Thats the underlying value of every crypto though, and most cryptos do what bitcoin does better (more secure, more censorship resistant, less regulated). The bull case for bitcoin specifically over other crypto is totally unfounded and not based on sound reasoning. The real reason why bitcoin is better now is because it has better infrastructure, but that will change, and it will be left in the dust unless it stays ahead of the curve, which its internal political mechanisms prevents it from doing. Hence: forks, lack of development, and lack of adoption.
Another downside of this is that your transactions are visible by the entire network forever. That's basically the opposite of what you're claiming, especially given that eventually all active bitcoin wallets will be positively associated with their real owners by the authorities when things like anonymous ATMs, identification-less purchases and sales of bitcoin, and things like local bitcoin get outright banned by the government. Users have snuck under the radar for years now, but there is no chance it continues as before in light of renewed government interest.
You're conflating again the value of blockchain with the value of bitcoin. They are not the same thing. Blockchain is valuable; of this there is little doubt. Bitcoin uses a valuable technology, but that doesn't mean anyone will use it or that it is valuable. For example banks will not use bitcoin, ever. They will simply develop a proprietary blockchain for free.
Bitcoin isn't a business, and comparing it to one is nonsensical.

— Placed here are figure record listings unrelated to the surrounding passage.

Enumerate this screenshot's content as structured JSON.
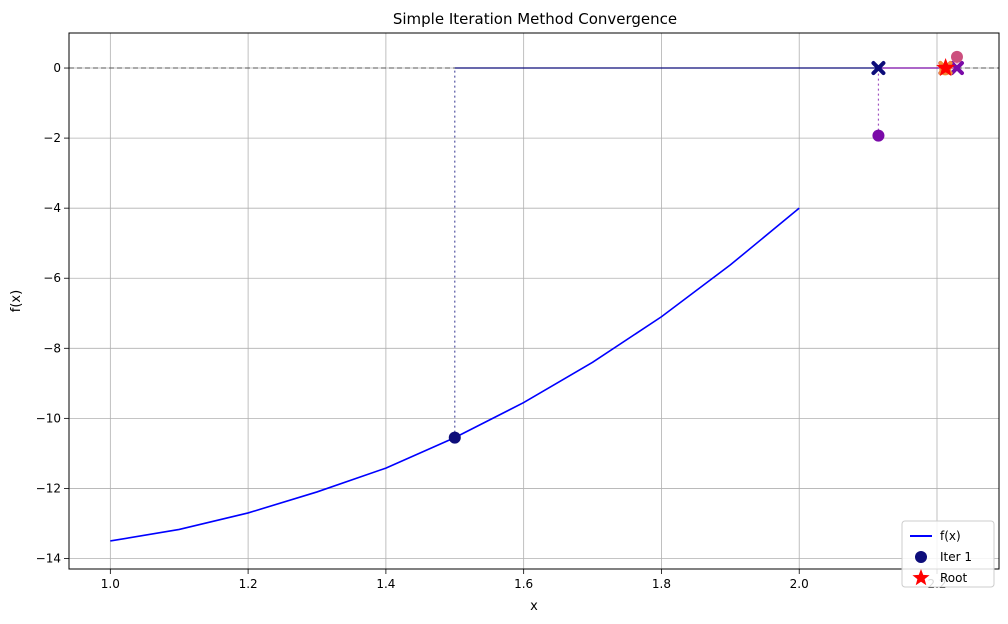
{
  "chart_data": {
    "type": "line",
    "title": "Simple Iteration Method Convergence",
    "xlabel": "x",
    "ylabel": "f(x)",
    "xlim": [
      0.94,
      2.29
    ],
    "ylim": [
      -14.3,
      1.0
    ],
    "x_ticks": [
      1.0,
      1.2,
      1.4,
      1.6,
      1.8,
      2.0,
      2.2
    ],
    "x_tick_labels": [
      "1.0",
      "1.2",
      "1.4",
      "1.6",
      "1.8",
      "2.0",
      "2.2"
    ],
    "y_ticks": [
      0,
      -2,
      -4,
      -6,
      -8,
      -10,
      -12,
      -14
    ],
    "y_tick_labels": [
      "0",
      "−2",
      "−4",
      "−6",
      "−8",
      "−10",
      "−12",
      "−14"
    ],
    "grid": true,
    "legend_position": "bottom-right",
    "curve": {
      "name": "f(x)",
      "color": "#0000ff",
      "x": [
        1.0,
        1.1,
        1.2,
        1.3,
        1.4,
        1.5,
        1.6,
        1.7,
        1.8,
        1.9,
        2.0
      ],
      "y": [
        -13.5,
        -13.17,
        -12.7,
        -12.1,
        -11.42,
        -10.55,
        -9.55,
        -8.4,
        -7.1,
        -5.62,
        -4.0
      ]
    },
    "zero_line": {
      "y": 0,
      "color": "#555555"
    },
    "iterations": [
      {
        "name": "Iter 1",
        "x": 1.5,
        "fx": -10.55,
        "x_next": 2.115,
        "color": "#0d0d7a"
      },
      {
        "name": "",
        "x": 2.115,
        "fx": -1.93,
        "x_next": 2.229,
        "color": "#7a0aa8"
      },
      {
        "name": "",
        "x": 2.229,
        "fx": 0.32,
        "x_next": 2.212,
        "color": "#cc4f7e"
      },
      {
        "name": "",
        "x": 2.212,
        "fx": -0.04,
        "x_next": 2.2125,
        "color": "#f08c38"
      }
    ],
    "root": {
      "name": "Root",
      "x": 2.2125,
      "y": 0,
      "color": "#ff0000"
    },
    "legend": [
      {
        "label": "f(x)",
        "kind": "line",
        "color": "#0000ff"
      },
      {
        "label": "Iter 1",
        "kind": "circle",
        "color": "#0d0d7a"
      },
      {
        "label": "Root",
        "kind": "star",
        "color": "#ff0000"
      }
    ]
  }
}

The internet isn't a business either. It's a tool businesses use. Just imagine if someone asked you 'how much is the internet worth?' The question doesn't even make sense. In the same way, crypto is a foundational technology that anyone can use, and will find many uses in the future. But it's not worth anything. It could be priceless. The fact people are attaching price to something that might be priceless is not a good sign for it's underlying value.

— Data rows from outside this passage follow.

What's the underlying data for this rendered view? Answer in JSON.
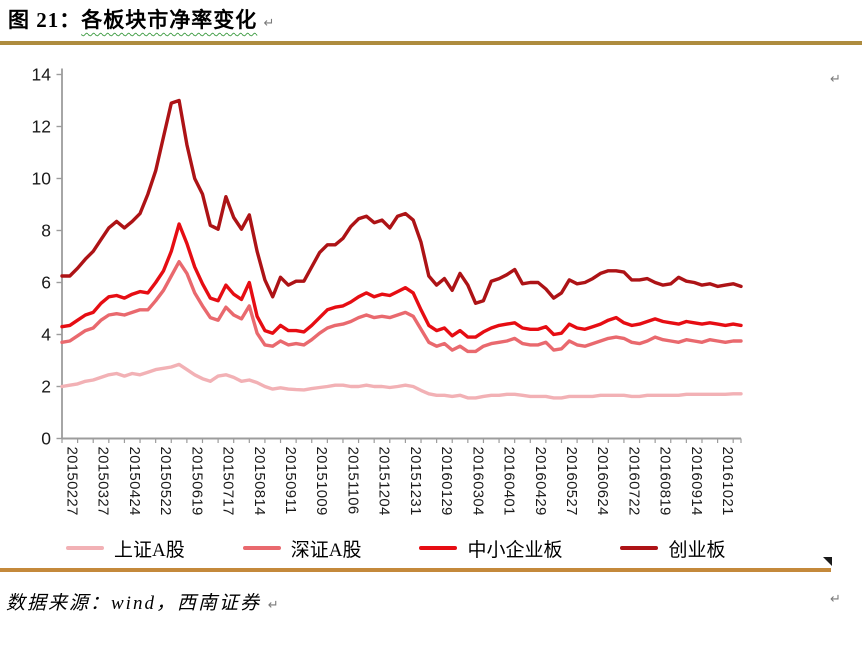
{
  "header": {
    "title_prefix": "图 21：",
    "title_main": "各板块市净率变化"
  },
  "footer": {
    "source_text": "数据来源：wind，西南证券"
  },
  "marks": {
    "return_mark": "↵"
  },
  "colors": {
    "rule_top": "#ae8c3e",
    "rule_bottom": "#c4893b",
    "axis": "#9c9c9c",
    "tick_label": "#1a1a1a",
    "wavy_underline": "#4aa24e"
  },
  "chart_data": {
    "type": "line",
    "title": "各板块市净率变化",
    "xlabel": "",
    "ylabel": "",
    "ylim": [
      0,
      14
    ],
    "y_ticks": [
      0,
      2,
      4,
      6,
      8,
      10,
      12,
      14
    ],
    "grid": false,
    "legend_position": "bottom",
    "n_points": 88,
    "x_label_every": 4,
    "x_tick_labels": [
      "20150227",
      "20150327",
      "20150424",
      "20150522",
      "20150619",
      "20150717",
      "20150814",
      "20150911",
      "20151009",
      "20151106",
      "20151204",
      "20151231",
      "20160129",
      "20160304",
      "20160401",
      "20160429",
      "20160527",
      "20160624",
      "20160722",
      "20160819",
      "20160914",
      "20161021"
    ],
    "series": [
      {
        "name": "上证A股",
        "key": "shanghai-a",
        "color": "#f2b1b5",
        "values": [
          2.0,
          2.05,
          2.1,
          2.2,
          2.25,
          2.35,
          2.45,
          2.5,
          2.4,
          2.5,
          2.45,
          2.55,
          2.65,
          2.7,
          2.75,
          2.85,
          2.65,
          2.45,
          2.3,
          2.2,
          2.4,
          2.45,
          2.35,
          2.2,
          2.25,
          2.15,
          2.0,
          1.9,
          1.95,
          1.9,
          1.88,
          1.87,
          1.92,
          1.96,
          2.0,
          2.05,
          2.05,
          2.0,
          2.0,
          2.05,
          2.0,
          2.0,
          1.96,
          2.0,
          2.05,
          2.0,
          1.85,
          1.72,
          1.66,
          1.66,
          1.62,
          1.66,
          1.56,
          1.56,
          1.62,
          1.66,
          1.66,
          1.7,
          1.7,
          1.66,
          1.62,
          1.62,
          1.62,
          1.56,
          1.56,
          1.62,
          1.62,
          1.62,
          1.62,
          1.66,
          1.66,
          1.66,
          1.66,
          1.62,
          1.62,
          1.66,
          1.66,
          1.66,
          1.66,
          1.66,
          1.7,
          1.7,
          1.7,
          1.7,
          1.7,
          1.7,
          1.72,
          1.72
        ]
      },
      {
        "name": "深证A股",
        "key": "shenzhen-a",
        "color": "#e9696e",
        "values": [
          3.7,
          3.75,
          3.95,
          4.15,
          4.25,
          4.55,
          4.75,
          4.8,
          4.75,
          4.85,
          4.95,
          4.95,
          5.3,
          5.7,
          6.25,
          6.8,
          6.35,
          5.6,
          5.1,
          4.65,
          4.55,
          5.05,
          4.75,
          4.6,
          5.1,
          4.05,
          3.6,
          3.55,
          3.75,
          3.6,
          3.65,
          3.6,
          3.8,
          4.05,
          4.25,
          4.35,
          4.4,
          4.5,
          4.65,
          4.75,
          4.65,
          4.7,
          4.65,
          4.75,
          4.85,
          4.7,
          4.2,
          3.7,
          3.55,
          3.65,
          3.4,
          3.55,
          3.35,
          3.35,
          3.55,
          3.65,
          3.7,
          3.75,
          3.85,
          3.65,
          3.6,
          3.6,
          3.7,
          3.4,
          3.45,
          3.75,
          3.6,
          3.55,
          3.65,
          3.75,
          3.85,
          3.9,
          3.85,
          3.7,
          3.65,
          3.75,
          3.9,
          3.8,
          3.75,
          3.7,
          3.8,
          3.75,
          3.7,
          3.8,
          3.75,
          3.7,
          3.75,
          3.75
        ]
      },
      {
        "name": "中小企业板",
        "key": "sme-board",
        "color": "#e60d13",
        "values": [
          4.3,
          4.35,
          4.55,
          4.75,
          4.85,
          5.2,
          5.45,
          5.5,
          5.4,
          5.55,
          5.65,
          5.6,
          6.0,
          6.45,
          7.2,
          8.25,
          7.5,
          6.6,
          5.95,
          5.4,
          5.3,
          5.9,
          5.55,
          5.35,
          6.0,
          4.7,
          4.15,
          4.05,
          4.35,
          4.15,
          4.15,
          4.1,
          4.35,
          4.65,
          4.95,
          5.05,
          5.1,
          5.25,
          5.45,
          5.6,
          5.45,
          5.55,
          5.5,
          5.65,
          5.8,
          5.6,
          4.95,
          4.35,
          4.15,
          4.25,
          3.95,
          4.15,
          3.9,
          3.9,
          4.1,
          4.25,
          4.35,
          4.4,
          4.45,
          4.25,
          4.2,
          4.2,
          4.3,
          4.0,
          4.05,
          4.4,
          4.25,
          4.2,
          4.3,
          4.4,
          4.55,
          4.65,
          4.45,
          4.35,
          4.4,
          4.5,
          4.6,
          4.5,
          4.45,
          4.4,
          4.5,
          4.45,
          4.4,
          4.45,
          4.4,
          4.35,
          4.4,
          4.35
        ]
      },
      {
        "name": "创业板",
        "key": "chinext",
        "color": "#ad1316",
        "values": [
          6.25,
          6.25,
          6.55,
          6.9,
          7.2,
          7.65,
          8.1,
          8.35,
          8.1,
          8.35,
          8.65,
          9.4,
          10.3,
          11.6,
          12.9,
          13.0,
          11.3,
          10.0,
          9.4,
          8.2,
          8.05,
          9.3,
          8.5,
          8.05,
          8.6,
          7.2,
          6.1,
          5.45,
          6.2,
          5.9,
          6.05,
          6.05,
          6.6,
          7.15,
          7.45,
          7.45,
          7.7,
          8.15,
          8.45,
          8.55,
          8.3,
          8.4,
          8.1,
          8.55,
          8.65,
          8.4,
          7.55,
          6.25,
          5.9,
          6.15,
          5.7,
          6.35,
          5.9,
          5.2,
          5.3,
          6.05,
          6.15,
          6.3,
          6.5,
          5.95,
          6.0,
          6.0,
          5.75,
          5.4,
          5.6,
          6.1,
          5.95,
          6.0,
          6.15,
          6.35,
          6.45,
          6.45,
          6.4,
          6.1,
          6.1,
          6.15,
          6.0,
          5.9,
          5.95,
          6.2,
          6.05,
          6.0,
          5.9,
          5.95,
          5.85,
          5.9,
          5.95,
          5.85
        ]
      }
    ]
  }
}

Where does bitcoin fit into this? At this point it's hard to say, but I think the case is fairly strong given the above points that its only value in the long run will be sentimental.
Similar to crytpo email is an open source protocol that anyone can develop and sell services with. What bulls are saying in 1997 is that netscape will be the only browser people widely use into the future. It's the same thing with bitcoin. Cryptocurrencies might be as widely used as email, but people will more than likely look back on bitcoin in the same way they look back on netscape--with vague remembrance.

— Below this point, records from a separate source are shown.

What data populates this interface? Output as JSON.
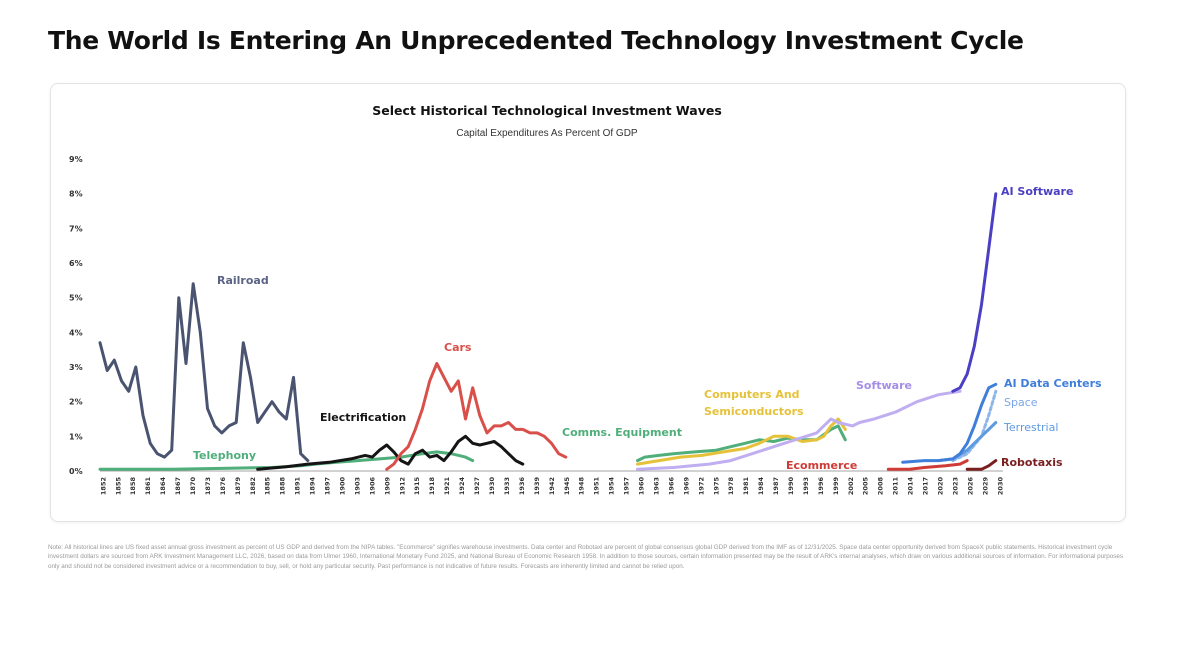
{
  "page": {
    "headline": "The World Is Entering An Unprecedented Technology Investment Cycle",
    "footnote": "Note: All historical lines are US fixed asset annual gross investment as percent of US GDP and derived from the NIPA tables. \"Ecommerce\" signifies warehouse investments. Data center and Robotaxi are percent of global consensus global GDP derived from the IMF as of 12/31/2025. Space data center opportunity derived from SpaceX public statements. Historical investment cycle investment dollars are sourced from ARK Investment Management LLC, 2026, based on data from Ulmer 1960, International Monetary Fund 2025, and National Bureau of Economic Research 1958. In addition to those sources, certain information presented may be the result of ARK's internal analyses, which draw on various additional sources of information. For informational purposes only and should not be considered investment advice or a recommendation to buy, sell, or hold any particular security. Past performance is not indicative of future results. Forecasts are inherently limited and cannot be relied upon."
  },
  "chart_data": {
    "type": "line",
    "title": "Select Historical Technological Investment Waves",
    "subtitle": "Capital Expenditures As Percent Of GDP",
    "xlabel": "",
    "ylabel": "",
    "ylim": [
      0,
      9
    ],
    "y_ticks": [
      "0%",
      "1%",
      "2%",
      "3%",
      "4%",
      "5%",
      "6%",
      "7%",
      "8%",
      "9%"
    ],
    "x_ticks": [
      "1852",
      "1855",
      "1858",
      "1861",
      "1864",
      "1867",
      "1870",
      "1873",
      "1876",
      "1879",
      "1882",
      "1885",
      "1888",
      "1891",
      "1894",
      "1897",
      "1900",
      "1903",
      "1906",
      "1909",
      "1912",
      "1915",
      "1918",
      "1921",
      "1924",
      "1927",
      "1930",
      "1933",
      "1936",
      "1939",
      "1942",
      "1945",
      "1948",
      "1951",
      "1954",
      "1957",
      "1960",
      "1963",
      "1966",
      "1969",
      "1972",
      "1975",
      "1978",
      "1981",
      "1984",
      "1987",
      "1990",
      "1993",
      "1996",
      "1999",
      "2002",
      "2005",
      "2008",
      "2011",
      "2014",
      "2017",
      "2020",
      "2023",
      "2026",
      "2029",
      "2030"
    ],
    "grid": false,
    "legend": "inline labels",
    "series": [
      {
        "name": "Railroad",
        "color": "#4a5470",
        "label_color": "#5b6484",
        "points": [
          [
            0,
            3.7
          ],
          [
            1,
            2.9
          ],
          [
            2,
            3.2
          ],
          [
            3,
            2.6
          ],
          [
            4,
            2.3
          ],
          [
            5,
            3.0
          ],
          [
            6,
            1.6
          ],
          [
            7,
            0.8
          ],
          [
            8,
            0.5
          ],
          [
            9,
            0.4
          ],
          [
            10,
            0.6
          ],
          [
            11,
            5.0
          ],
          [
            12,
            3.1
          ],
          [
            13,
            5.4
          ],
          [
            14,
            4.0
          ],
          [
            15,
            1.8
          ],
          [
            16,
            1.3
          ],
          [
            17,
            1.1
          ],
          [
            18,
            1.3
          ],
          [
            19,
            1.4
          ],
          [
            20,
            3.7
          ],
          [
            21,
            2.7
          ],
          [
            22,
            1.4
          ],
          [
            23,
            1.7
          ],
          [
            24,
            2.0
          ],
          [
            25,
            1.7
          ],
          [
            26,
            1.5
          ],
          [
            27,
            2.7
          ],
          [
            28,
            0.5
          ],
          [
            29,
            0.3
          ]
        ]
      },
      {
        "name": "Telephony",
        "color": "#4fae7a",
        "label_color": "#4fae7a",
        "points": [
          [
            0,
            0.05
          ],
          [
            10,
            0.05
          ],
          [
            18,
            0.08
          ],
          [
            24,
            0.1
          ],
          [
            28,
            0.15
          ],
          [
            30,
            0.2
          ],
          [
            33,
            0.25
          ],
          [
            36,
            0.3
          ],
          [
            39,
            0.35
          ],
          [
            42,
            0.4
          ],
          [
            45,
            0.5
          ],
          [
            47,
            0.55
          ],
          [
            49,
            0.5
          ],
          [
            51,
            0.4
          ],
          [
            52,
            0.3
          ]
        ]
      },
      {
        "name": "Electrification",
        "color": "#151515",
        "label_color": "#151515",
        "points": [
          [
            22,
            0.05
          ],
          [
            26,
            0.12
          ],
          [
            29,
            0.2
          ],
          [
            32,
            0.25
          ],
          [
            35,
            0.35
          ],
          [
            37,
            0.45
          ],
          [
            38,
            0.4
          ],
          [
            39,
            0.6
          ],
          [
            40,
            0.75
          ],
          [
            41,
            0.55
          ],
          [
            42,
            0.3
          ],
          [
            43,
            0.2
          ],
          [
            44,
            0.5
          ],
          [
            45,
            0.6
          ],
          [
            46,
            0.4
          ],
          [
            47,
            0.45
          ],
          [
            48,
            0.3
          ],
          [
            49,
            0.55
          ],
          [
            50,
            0.85
          ],
          [
            51,
            1.0
          ],
          [
            52,
            0.8
          ],
          [
            53,
            0.75
          ],
          [
            54,
            0.8
          ],
          [
            55,
            0.85
          ],
          [
            56,
            0.7
          ],
          [
            57,
            0.5
          ],
          [
            58,
            0.3
          ],
          [
            59,
            0.2
          ]
        ]
      },
      {
        "name": "Cars",
        "color": "#d9504a",
        "label_color": "#d9504a",
        "points": [
          [
            40,
            0.05
          ],
          [
            41,
            0.2
          ],
          [
            42,
            0.5
          ],
          [
            43,
            0.7
          ],
          [
            44,
            1.2
          ],
          [
            45,
            1.8
          ],
          [
            46,
            2.6
          ],
          [
            47,
            3.1
          ],
          [
            48,
            2.7
          ],
          [
            49,
            2.3
          ],
          [
            50,
            2.6
          ],
          [
            51,
            1.5
          ],
          [
            52,
            2.4
          ],
          [
            53,
            1.6
          ],
          [
            54,
            1.1
          ],
          [
            55,
            1.3
          ],
          [
            56,
            1.3
          ],
          [
            57,
            1.4
          ],
          [
            58,
            1.2
          ],
          [
            59,
            1.2
          ],
          [
            60,
            1.1
          ],
          [
            61,
            1.1
          ],
          [
            62,
            1.0
          ],
          [
            63,
            0.8
          ],
          [
            64,
            0.5
          ],
          [
            65,
            0.4
          ]
        ]
      },
      {
        "name": "Comms. Equipment",
        "color": "#4fae7a",
        "label_color": "#4fae7a",
        "points": [
          [
            75,
            0.3
          ],
          [
            76,
            0.4
          ],
          [
            78,
            0.45
          ],
          [
            80,
            0.5
          ],
          [
            83,
            0.55
          ],
          [
            86,
            0.6
          ],
          [
            88,
            0.7
          ],
          [
            90,
            0.8
          ],
          [
            92,
            0.9
          ],
          [
            94,
            0.85
          ],
          [
            96,
            0.95
          ],
          [
            98,
            0.9
          ],
          [
            100,
            0.9
          ],
          [
            102,
            1.2
          ],
          [
            103,
            1.3
          ],
          [
            104,
            0.9
          ]
        ]
      },
      {
        "name": "Computers And Semiconductors",
        "color": "#e6c23a",
        "label_color": "#e6c23a",
        "points": [
          [
            75,
            0.2
          ],
          [
            78,
            0.3
          ],
          [
            81,
            0.4
          ],
          [
            84,
            0.45
          ],
          [
            87,
            0.55
          ],
          [
            90,
            0.65
          ],
          [
            92,
            0.8
          ],
          [
            94,
            1.0
          ],
          [
            96,
            1.0
          ],
          [
            98,
            0.85
          ],
          [
            100,
            0.9
          ],
          [
            101,
            1.0
          ],
          [
            102,
            1.3
          ],
          [
            103,
            1.5
          ],
          [
            104,
            1.2
          ]
        ]
      },
      {
        "name": "Software",
        "color": "#bfaef0",
        "label_color": "#a58ee8",
        "points": [
          [
            75,
            0.05
          ],
          [
            80,
            0.1
          ],
          [
            85,
            0.2
          ],
          [
            88,
            0.3
          ],
          [
            91,
            0.5
          ],
          [
            94,
            0.7
          ],
          [
            97,
            0.9
          ],
          [
            100,
            1.1
          ],
          [
            101,
            1.3
          ],
          [
            102,
            1.5
          ],
          [
            103,
            1.4
          ],
          [
            105,
            1.3
          ],
          [
            106,
            1.4
          ],
          [
            108,
            1.5
          ],
          [
            111,
            1.7
          ],
          [
            114,
            2.0
          ],
          [
            117,
            2.2
          ],
          [
            120,
            2.3
          ]
        ]
      },
      {
        "name": "Ecommerce",
        "color": "#cf3b36",
        "label_color": "#cf3b36",
        "points": [
          [
            110,
            0.05
          ],
          [
            113,
            0.05
          ],
          [
            115,
            0.1
          ],
          [
            118,
            0.15
          ],
          [
            120,
            0.2
          ],
          [
            121,
            0.3
          ]
        ]
      },
      {
        "name": "AI Software",
        "color": "#4b3fc4",
        "label_color": "#4b3fc4",
        "points": [
          [
            119,
            2.3
          ],
          [
            120,
            2.4
          ],
          [
            121,
            2.8
          ],
          [
            122,
            3.6
          ],
          [
            123,
            4.8
          ],
          [
            124,
            6.4
          ],
          [
            125,
            8.0
          ]
        ]
      },
      {
        "name": "AI Data Centers",
        "color": "#3f7fd9",
        "label_color": "#3f7fd9",
        "points": [
          [
            112,
            0.25
          ],
          [
            115,
            0.3
          ],
          [
            117,
            0.3
          ],
          [
            119,
            0.35
          ],
          [
            120,
            0.5
          ],
          [
            121,
            0.8
          ],
          [
            122,
            1.3
          ],
          [
            123,
            1.9
          ],
          [
            124,
            2.4
          ],
          [
            125,
            2.5
          ]
        ]
      },
      {
        "name": "Space",
        "color": "#8fb6ec",
        "label_color": "#7aa6e6",
        "points": [
          [
            119,
            0.3
          ],
          [
            121,
            0.5
          ],
          [
            123,
            1.0
          ],
          [
            124,
            1.6
          ],
          [
            125,
            2.3
          ]
        ]
      },
      {
        "name": "Terrestrial",
        "color": "#5c9be0",
        "label_color": "#5c9be0",
        "points": [
          [
            117,
            0.3
          ],
          [
            119,
            0.35
          ],
          [
            121,
            0.6
          ],
          [
            123,
            1.0
          ],
          [
            124,
            1.2
          ],
          [
            125,
            1.4
          ]
        ]
      },
      {
        "name": "Robotaxis",
        "color": "#7a1f1f",
        "label_color": "#7a1f1f",
        "points": [
          [
            121,
            0.05
          ],
          [
            123,
            0.05
          ],
          [
            124,
            0.15
          ],
          [
            125,
            0.3
          ]
        ]
      }
    ],
    "x_index_max": 126
  }
}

see, some higher level dialogue in this thread!
anyways I get your point that the advantages of bitcoin are solely related to blockchain, and you can strip that out and ditch bitcoin altogether at some point.
my knowledge base is way behind in the space but I still think its like internet stocks in 1998. There will be huge winners and losers but damn if I can spot the next amazon and id rather wait until they all blow up and buy them in 2002. Or in this case 2019.
Today was the biggest single day drop in the history of the dow (as you well know). It was a perfect day to take fiat out of the stock market, and put it into BTC to "preserve wealth".
Instead BTC continues to crash.
I would think that if this BTC crash coincides with a stock market correction, that's even more bearish for BTC. Anyone also see it that way? Had BTC had a substantial correction today that would have been quite interesting.
Instead BTC continues to crash.
I would think that if this BTC crash coincides with a stock market correction, that's even more bearish for BTC. Anyone also see it that way? Had BTC had a substantial correction today that would have been quite interesting.
Decaptain,
A quick google led me this https://bitcoinwarrior.net/bitcoin_deals_and_discounts/ and a couple other sites offering bitcoin discounts. Also he never specified any of the top merchants offering discounts
A quick google led me this https://bitcoinwarrior.net/bitcoin_deals_and_discounts/ and a couple other sites offering bitcoin discounts. Also he never specified any of the top merchants offering discounts
Lol at your link of 36 merchants (that no one has ever heard of )out of 100's of thousands of online merchants as proof of anything.